Mais même s'il l'obtient, la question est de savoir ce que le Liban en fera. Si un déblocage rapide de certains fonds de la CEDRE, notamment de la Banque mondiale, est envisageable après la signature d’un accord avec le Fonds, l’enveloppe allouée par le FMI pourrait être en deçà de ses attentes et sera en tout cas déboursée au compte-gouttes, en fonction des évaluations périodiques réalisées par les équipes du Fonds. Avec le risque certain que le programme déraille et s’enlise.

Ce scénario, le Liban l’a vécu à plusieurs reprises, de Paris 1 à la CEDRE en passant par Paris 2 et Paris 3. Sauf que cette fois, la magnitude de la crise est sans commune mesure avec les précédentes et la confiance est rompue. Le risque d’un effondrement total poussera-t-il les mêmes parties qui gouvernent le Liban depuis des décennies à changer d’attitude ? Cela concerne le Hezbollah, appelé à faire des concessions, mais il n'est pas le seul à devoir lâcher du lest. 

Objectivement,  il n’y a aucune raison pour que les réformes promises depuis des années, à commencer par celle de l’électricité, ne se heurtent pas aux mêmes obstacles que par le passé : la corruption, le clientélisme et le confessionnalisme. De l’approvisionnement en fuel, qui date apparemment de bien avant l’arrivée de l’allié du Hezbollah au pouvoir, aux nominations, en passant par les sites des futures centrales, les points d’achoppement sont toujours les mêmes. Pourquoi un petit pays comme le Liban aurait-il besoin de trois centrales et trois unités de regazéification, pourquoi défigurer une nouvelle portion de la côte ? Comment préserver l’intérêt national lorsque chaque communauté veut sa part du gâteau, par peur que l’autre ne l’écarte ? La dévaluation, la réforme de l’administration, le bail-in des banques… la mise en œuvre de ces réformes d’envergure, à la hauteur de la catastrophe à laquelle le système de gouvernance actuel a mené le pays, seront très douloureuses pour les Libanais et opposeront nécessairement les intérêts de différents groupes et leurs représentants– les déposants, les contribuables, les riches, les pauvres, les banquiers, les fonctionnaires, les salariés – que serait-ce si on y ajoute le facteur confessionnel ?

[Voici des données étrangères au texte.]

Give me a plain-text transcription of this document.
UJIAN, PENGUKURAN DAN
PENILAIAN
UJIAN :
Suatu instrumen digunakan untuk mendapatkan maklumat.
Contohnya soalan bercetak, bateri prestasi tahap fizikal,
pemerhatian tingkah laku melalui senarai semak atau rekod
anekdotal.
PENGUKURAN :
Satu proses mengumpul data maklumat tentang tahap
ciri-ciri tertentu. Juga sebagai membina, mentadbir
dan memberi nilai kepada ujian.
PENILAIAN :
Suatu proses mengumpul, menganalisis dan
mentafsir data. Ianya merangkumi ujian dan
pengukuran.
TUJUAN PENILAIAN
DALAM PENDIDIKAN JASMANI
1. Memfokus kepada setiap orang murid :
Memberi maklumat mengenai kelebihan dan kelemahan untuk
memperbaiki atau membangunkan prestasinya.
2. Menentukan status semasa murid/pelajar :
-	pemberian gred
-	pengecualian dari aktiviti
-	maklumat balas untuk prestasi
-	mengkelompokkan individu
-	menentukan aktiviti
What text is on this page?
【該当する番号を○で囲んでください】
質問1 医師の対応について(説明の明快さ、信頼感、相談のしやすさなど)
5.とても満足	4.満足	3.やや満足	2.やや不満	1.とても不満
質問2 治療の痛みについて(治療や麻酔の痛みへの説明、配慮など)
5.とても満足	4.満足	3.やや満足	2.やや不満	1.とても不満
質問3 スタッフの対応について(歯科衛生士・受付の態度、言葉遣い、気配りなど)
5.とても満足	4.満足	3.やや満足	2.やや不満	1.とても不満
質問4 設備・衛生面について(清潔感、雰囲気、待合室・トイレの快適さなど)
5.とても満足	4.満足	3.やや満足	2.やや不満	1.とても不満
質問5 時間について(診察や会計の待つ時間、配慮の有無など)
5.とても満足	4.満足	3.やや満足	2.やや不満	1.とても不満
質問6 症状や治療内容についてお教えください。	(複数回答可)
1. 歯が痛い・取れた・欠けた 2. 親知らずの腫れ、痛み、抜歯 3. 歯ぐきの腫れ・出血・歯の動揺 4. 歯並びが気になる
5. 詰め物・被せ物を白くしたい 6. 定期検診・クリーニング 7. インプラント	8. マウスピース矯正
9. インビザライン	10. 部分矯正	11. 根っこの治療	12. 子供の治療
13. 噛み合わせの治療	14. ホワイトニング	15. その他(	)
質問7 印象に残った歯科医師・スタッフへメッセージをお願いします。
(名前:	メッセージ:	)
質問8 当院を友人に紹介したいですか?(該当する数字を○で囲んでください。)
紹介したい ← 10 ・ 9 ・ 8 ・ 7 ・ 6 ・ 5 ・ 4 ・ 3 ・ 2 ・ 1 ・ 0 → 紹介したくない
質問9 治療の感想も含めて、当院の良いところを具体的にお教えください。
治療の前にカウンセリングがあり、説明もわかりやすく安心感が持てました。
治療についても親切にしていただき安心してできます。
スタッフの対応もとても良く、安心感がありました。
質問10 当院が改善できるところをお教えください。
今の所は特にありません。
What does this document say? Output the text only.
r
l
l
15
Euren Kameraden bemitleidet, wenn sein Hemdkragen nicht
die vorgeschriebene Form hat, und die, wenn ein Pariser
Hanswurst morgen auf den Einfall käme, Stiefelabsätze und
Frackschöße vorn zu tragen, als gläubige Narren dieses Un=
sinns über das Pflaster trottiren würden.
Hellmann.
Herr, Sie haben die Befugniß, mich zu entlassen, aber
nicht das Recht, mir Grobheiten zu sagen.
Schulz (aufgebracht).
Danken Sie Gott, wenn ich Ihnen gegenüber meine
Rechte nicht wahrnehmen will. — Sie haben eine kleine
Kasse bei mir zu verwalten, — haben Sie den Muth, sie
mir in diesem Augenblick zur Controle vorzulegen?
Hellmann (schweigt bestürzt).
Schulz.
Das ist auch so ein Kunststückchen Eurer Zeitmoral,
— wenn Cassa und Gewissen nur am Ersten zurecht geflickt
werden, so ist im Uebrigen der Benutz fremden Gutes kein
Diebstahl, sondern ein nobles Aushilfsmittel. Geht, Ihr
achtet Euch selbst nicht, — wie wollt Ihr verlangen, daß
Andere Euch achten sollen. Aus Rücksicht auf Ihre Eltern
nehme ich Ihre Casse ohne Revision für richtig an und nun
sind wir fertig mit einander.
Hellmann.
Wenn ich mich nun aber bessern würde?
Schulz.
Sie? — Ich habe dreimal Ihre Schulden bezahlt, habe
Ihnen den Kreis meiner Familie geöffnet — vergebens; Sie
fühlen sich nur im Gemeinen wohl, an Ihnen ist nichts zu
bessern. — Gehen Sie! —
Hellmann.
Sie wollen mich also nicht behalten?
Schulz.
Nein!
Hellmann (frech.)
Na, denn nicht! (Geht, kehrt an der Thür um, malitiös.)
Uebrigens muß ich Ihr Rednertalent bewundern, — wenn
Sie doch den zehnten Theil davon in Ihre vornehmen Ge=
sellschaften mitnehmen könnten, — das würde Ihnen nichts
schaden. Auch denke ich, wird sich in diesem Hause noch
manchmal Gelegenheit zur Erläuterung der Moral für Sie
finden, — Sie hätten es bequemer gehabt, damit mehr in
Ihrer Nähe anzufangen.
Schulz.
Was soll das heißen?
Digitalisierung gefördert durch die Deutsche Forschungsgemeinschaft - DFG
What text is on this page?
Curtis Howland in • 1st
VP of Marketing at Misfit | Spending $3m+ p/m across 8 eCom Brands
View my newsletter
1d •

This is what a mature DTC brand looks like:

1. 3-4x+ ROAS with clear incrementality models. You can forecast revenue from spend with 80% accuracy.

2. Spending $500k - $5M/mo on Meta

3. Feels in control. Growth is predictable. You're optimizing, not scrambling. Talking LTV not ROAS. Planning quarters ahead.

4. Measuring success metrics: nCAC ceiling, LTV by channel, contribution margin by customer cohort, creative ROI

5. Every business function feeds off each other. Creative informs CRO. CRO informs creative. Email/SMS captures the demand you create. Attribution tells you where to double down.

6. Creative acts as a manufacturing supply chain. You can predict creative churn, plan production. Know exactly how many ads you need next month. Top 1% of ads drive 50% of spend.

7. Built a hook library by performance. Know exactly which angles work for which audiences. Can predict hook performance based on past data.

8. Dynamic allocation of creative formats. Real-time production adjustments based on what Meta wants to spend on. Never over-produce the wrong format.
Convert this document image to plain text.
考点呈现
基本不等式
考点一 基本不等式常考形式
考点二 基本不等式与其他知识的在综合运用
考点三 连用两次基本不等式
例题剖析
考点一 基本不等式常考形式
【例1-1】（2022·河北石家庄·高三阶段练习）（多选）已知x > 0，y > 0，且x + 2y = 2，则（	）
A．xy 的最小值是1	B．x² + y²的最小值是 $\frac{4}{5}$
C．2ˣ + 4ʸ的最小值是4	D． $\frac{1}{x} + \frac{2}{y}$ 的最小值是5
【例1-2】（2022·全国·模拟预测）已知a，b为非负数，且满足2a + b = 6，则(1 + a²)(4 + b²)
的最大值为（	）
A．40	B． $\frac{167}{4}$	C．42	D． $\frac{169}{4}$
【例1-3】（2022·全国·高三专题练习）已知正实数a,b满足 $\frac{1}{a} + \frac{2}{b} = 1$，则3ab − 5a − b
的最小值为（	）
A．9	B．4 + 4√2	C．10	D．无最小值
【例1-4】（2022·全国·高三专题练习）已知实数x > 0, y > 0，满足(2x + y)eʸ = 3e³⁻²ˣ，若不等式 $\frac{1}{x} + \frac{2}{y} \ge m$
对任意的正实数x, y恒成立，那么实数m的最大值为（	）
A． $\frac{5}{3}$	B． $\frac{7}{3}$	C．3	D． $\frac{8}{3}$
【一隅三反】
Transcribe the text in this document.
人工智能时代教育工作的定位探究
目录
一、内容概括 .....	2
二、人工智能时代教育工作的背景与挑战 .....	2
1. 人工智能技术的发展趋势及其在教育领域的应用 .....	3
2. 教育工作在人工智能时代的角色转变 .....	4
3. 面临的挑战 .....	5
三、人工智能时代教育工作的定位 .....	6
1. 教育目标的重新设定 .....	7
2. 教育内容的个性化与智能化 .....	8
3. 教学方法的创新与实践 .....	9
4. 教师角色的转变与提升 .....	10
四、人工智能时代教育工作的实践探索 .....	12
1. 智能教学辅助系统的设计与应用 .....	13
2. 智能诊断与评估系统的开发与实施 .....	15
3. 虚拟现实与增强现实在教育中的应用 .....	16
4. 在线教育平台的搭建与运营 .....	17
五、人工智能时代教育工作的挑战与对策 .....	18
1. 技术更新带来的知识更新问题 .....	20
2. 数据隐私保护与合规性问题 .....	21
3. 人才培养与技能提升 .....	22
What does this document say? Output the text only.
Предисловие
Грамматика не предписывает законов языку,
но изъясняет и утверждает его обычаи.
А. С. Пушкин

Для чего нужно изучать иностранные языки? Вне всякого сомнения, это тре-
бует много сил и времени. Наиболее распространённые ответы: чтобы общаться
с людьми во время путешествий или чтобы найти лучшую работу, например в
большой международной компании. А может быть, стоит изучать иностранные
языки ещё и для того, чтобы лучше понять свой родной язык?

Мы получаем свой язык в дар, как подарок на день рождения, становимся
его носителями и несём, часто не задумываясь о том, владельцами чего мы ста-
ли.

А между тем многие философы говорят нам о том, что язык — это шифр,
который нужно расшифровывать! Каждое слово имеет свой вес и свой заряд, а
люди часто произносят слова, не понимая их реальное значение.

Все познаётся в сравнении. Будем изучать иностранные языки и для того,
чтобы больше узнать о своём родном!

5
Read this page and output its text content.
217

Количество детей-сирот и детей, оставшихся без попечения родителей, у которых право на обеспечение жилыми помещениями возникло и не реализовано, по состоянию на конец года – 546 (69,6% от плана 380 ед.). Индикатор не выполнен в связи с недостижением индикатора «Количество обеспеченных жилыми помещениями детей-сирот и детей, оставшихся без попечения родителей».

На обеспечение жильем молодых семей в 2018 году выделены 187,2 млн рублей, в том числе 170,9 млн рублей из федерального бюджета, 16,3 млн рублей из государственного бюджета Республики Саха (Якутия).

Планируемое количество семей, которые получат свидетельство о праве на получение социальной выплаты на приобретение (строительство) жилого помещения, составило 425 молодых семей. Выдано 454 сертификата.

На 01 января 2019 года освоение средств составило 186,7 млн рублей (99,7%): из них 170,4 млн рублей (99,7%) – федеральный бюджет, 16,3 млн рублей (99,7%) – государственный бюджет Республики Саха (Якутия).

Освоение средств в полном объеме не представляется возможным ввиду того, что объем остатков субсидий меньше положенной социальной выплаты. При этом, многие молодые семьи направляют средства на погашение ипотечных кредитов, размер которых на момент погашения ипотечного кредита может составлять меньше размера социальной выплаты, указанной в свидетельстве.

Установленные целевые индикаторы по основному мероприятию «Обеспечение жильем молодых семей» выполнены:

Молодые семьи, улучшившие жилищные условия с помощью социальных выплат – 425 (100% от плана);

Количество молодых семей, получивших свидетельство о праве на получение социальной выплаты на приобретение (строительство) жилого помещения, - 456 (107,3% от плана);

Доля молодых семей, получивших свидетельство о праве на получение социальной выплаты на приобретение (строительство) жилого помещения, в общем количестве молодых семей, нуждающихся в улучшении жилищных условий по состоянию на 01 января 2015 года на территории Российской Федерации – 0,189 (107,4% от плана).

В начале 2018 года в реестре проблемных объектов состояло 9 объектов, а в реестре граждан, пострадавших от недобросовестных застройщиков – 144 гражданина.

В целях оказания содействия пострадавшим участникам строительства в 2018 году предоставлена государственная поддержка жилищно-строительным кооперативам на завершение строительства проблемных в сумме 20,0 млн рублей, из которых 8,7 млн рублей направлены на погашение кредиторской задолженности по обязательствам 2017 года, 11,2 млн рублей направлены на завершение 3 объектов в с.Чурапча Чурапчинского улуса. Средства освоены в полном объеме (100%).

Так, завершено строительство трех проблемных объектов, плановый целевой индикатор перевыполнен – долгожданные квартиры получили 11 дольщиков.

« S’il devait pleuvoir, le ciel se serait assombri », dit un adage libanais. Si le gouvernement Diab avait la capacité de s’affranchir du système pour réformer le pays, il aurait commencé quelque part, par nommer par exemple les vice-gouverneurs de la BDL et les membres de la Commission de contrôle des banques sur la base du mérite et de la compétence.

La réalité est que tant qu’il sera incapable de reformer ses institutions et son système politique, le Liban se retrouvera dans quelques mois, quelques années, à nouveau en train de mendier. Entre-temps, le Liban aurait changé de visage, la population se serait appauvrie, et davantage de jeunes auront émigré. Et cette fois ils n’enverront même pas leur argent au Liban. « Le peuple veut la chute du régime », scandaient les manifestants avant le coronavirus. Aujourd’hui, pour que les souffrances déjà infligées et celles à venir ne soient pas vaines ils doivent plus que jamais orienter leurs revendications vers l’instauration d’un État civil, capable de protéger les communautés sans les opposer les unes aux autres, et préparer l’alternative. Et si la crise économique pouvait être un catalyseur de changement positif ?  Qu’au lieu d’attendre une solution régionale, le Liban apportait lui-même la solution aux problèmes de la région ? Quel plus beau cadeau pour ses 100 ans.